Фрося захолонула: «Вдруг он меня обыскивать станет?» В кармане у нее лежало письмо Тонечки, написанное Василию. Ради этого письма и затеяна была поездка в Колывань. Ехать сюда они собирались вместе с Тонечкой, но после того, что случилось на концерте в гимназии, о поездке Тонечка даже и не заикалась — Любовь Алексеевна и слушать бы не стала. А вот Фросю отпустили, правда, для пользы дела той пришлось схитрить: якобы дальние родственники на крестины позвали, да и по родным местам соскучилась. Но, отправляясь в дорогу, Фрося честно предупредила Тонечку, что найти Васю-Коня будет непросто. Кто знает — где и когда у него дорога ляжет…
— А ты постарайся, Фросечка, — упрашивала Тонечка, — ведь не может такого быть, чтобы человек насовсем потерялся и чтобы от него даже следочка не осталось… Я в долгу не останусь, уж постарайся!
Фрося честно старалась и вот вместо Васи-Коня нашла себе докуку — пристава Чукеева.
— Чего молчим? А? Никак язык проглотила? — Чукеев цепко ухватил ее за плечо сильными короткими пальцами. — Давай, давай, рассказывай, не таись.
— Мне скрывать нечего, я к родичам приехала, а они на базар ушли — соседи сказали. Вот ищу, ищу, а их нигде нету…
— Родичи, говоришь… Ну-ну! Ты мне, девка, арапа не заправляй! Васю-Коня видела?
— Какого Васю-Коня? Знать такого не знаю! — Фрося дернула плечом, пытаясь освободиться от цепких пальцев, но Чукеев держал ее крепко и отпускать не собирался.
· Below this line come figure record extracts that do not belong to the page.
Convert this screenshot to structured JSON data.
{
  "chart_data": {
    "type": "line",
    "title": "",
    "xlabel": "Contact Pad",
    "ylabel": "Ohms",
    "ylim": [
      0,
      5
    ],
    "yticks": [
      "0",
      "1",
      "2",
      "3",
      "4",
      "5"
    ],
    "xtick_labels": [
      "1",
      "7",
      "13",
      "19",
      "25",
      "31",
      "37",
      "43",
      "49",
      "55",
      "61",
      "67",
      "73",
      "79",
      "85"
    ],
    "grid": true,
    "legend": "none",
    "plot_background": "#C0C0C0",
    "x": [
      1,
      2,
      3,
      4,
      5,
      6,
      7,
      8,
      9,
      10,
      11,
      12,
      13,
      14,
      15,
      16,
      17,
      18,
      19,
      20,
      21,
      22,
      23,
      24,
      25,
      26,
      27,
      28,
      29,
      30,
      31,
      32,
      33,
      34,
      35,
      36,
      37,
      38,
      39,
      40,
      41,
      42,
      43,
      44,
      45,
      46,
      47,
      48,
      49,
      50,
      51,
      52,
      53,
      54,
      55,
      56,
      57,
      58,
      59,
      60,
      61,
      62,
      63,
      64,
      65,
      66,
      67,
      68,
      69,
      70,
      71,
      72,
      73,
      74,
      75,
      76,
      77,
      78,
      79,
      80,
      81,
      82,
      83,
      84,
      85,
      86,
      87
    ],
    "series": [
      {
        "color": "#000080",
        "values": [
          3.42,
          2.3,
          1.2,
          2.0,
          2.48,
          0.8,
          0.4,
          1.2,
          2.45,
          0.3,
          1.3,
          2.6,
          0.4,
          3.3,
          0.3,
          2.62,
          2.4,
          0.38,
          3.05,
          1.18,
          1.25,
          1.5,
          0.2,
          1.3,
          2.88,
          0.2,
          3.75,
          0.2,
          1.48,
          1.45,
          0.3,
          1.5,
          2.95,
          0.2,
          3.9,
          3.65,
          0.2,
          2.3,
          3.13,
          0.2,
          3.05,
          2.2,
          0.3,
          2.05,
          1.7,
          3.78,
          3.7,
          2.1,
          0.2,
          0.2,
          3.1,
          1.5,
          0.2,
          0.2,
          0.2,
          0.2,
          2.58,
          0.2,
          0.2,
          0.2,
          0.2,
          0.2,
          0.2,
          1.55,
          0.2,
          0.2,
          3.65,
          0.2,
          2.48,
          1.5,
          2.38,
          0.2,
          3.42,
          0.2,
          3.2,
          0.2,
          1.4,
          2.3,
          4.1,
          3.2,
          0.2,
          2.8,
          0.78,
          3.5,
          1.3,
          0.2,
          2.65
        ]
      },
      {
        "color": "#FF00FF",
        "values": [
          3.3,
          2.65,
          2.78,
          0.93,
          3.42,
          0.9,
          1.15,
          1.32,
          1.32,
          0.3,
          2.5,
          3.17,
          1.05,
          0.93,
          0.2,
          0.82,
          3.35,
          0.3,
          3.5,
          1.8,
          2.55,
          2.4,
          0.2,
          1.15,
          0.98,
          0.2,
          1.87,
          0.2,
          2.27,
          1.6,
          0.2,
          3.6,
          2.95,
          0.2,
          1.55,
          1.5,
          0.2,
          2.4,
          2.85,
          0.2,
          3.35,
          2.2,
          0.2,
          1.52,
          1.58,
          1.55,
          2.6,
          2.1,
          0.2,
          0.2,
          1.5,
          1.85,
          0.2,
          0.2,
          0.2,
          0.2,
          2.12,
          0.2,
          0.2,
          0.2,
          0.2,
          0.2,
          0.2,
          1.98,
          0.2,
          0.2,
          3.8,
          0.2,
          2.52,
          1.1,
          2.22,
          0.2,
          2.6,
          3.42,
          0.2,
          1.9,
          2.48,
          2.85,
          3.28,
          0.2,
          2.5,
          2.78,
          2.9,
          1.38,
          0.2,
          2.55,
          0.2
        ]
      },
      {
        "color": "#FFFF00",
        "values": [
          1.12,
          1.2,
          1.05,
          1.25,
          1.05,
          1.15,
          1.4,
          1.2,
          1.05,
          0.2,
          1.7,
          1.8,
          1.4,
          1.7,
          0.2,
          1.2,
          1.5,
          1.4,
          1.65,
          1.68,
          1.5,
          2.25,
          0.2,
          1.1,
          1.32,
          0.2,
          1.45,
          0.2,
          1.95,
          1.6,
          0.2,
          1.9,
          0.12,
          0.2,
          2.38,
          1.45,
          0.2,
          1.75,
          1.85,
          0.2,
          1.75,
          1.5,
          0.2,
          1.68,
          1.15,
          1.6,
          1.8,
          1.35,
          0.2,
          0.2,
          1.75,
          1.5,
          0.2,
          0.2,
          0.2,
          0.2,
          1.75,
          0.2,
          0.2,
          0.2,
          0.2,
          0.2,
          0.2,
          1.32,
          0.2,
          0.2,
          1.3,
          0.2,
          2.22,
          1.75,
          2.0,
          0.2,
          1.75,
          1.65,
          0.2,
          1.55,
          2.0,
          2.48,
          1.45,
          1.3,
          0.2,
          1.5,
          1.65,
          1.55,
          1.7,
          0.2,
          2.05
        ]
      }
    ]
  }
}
— Значит, так, девка, слушай меня в оба уха. Я с тобой в кошки-мышки играть не буду. Поднимайся, платочек подвязывай и чеши по базару. Вася-Конь здесь где-то, он как тебя увидит, сам выскочит. Вот мы с тобой его и встретим, как родные, на радость нашу. Только не вздумай знаки ему подавать — в порошок сотру! Все уяснила? А теперь ступай.
Фрося и рта не успела открыть, как Чукеев вздернул ее с насиженного места, поставил на ноги и подтолкнул крепким тычком в спину. Она пошла, неуверенно переставляя враз отяжелевшие ноги, боясь оглянуться назад, и только чувствовала затылком прожигающий взгляд пристава. О том, чтобы сбежать, у нее и мысли не возникало — очень уж напугал ее пристав, на плече прямо-таки горели следы его цепких пальцев.
Испуганными глазами Фрося смотрела по сторонам, видела лица торговцев, слышала их зазывные голоса; проплывали мимо свиные и говяжьи туши, короба с кедровым орехом, бочки с брусникой и облепихой, блестели свежеоструганным деревом сани и саночки, дуги и оглобли, сверкали разноцветной глазурью причудливые пряники, оплывал из тяжелых сот янтарный мед, метровые осетры пучили мерзлые глаза, но все это базарное изобилие зыбко покачивалось, словно в тумане. Фрося и сама покачивалась, как больная, голова у нее кружилась, и она даже растопырила руки для равновесия, боясь упасть посреди людской толчеи.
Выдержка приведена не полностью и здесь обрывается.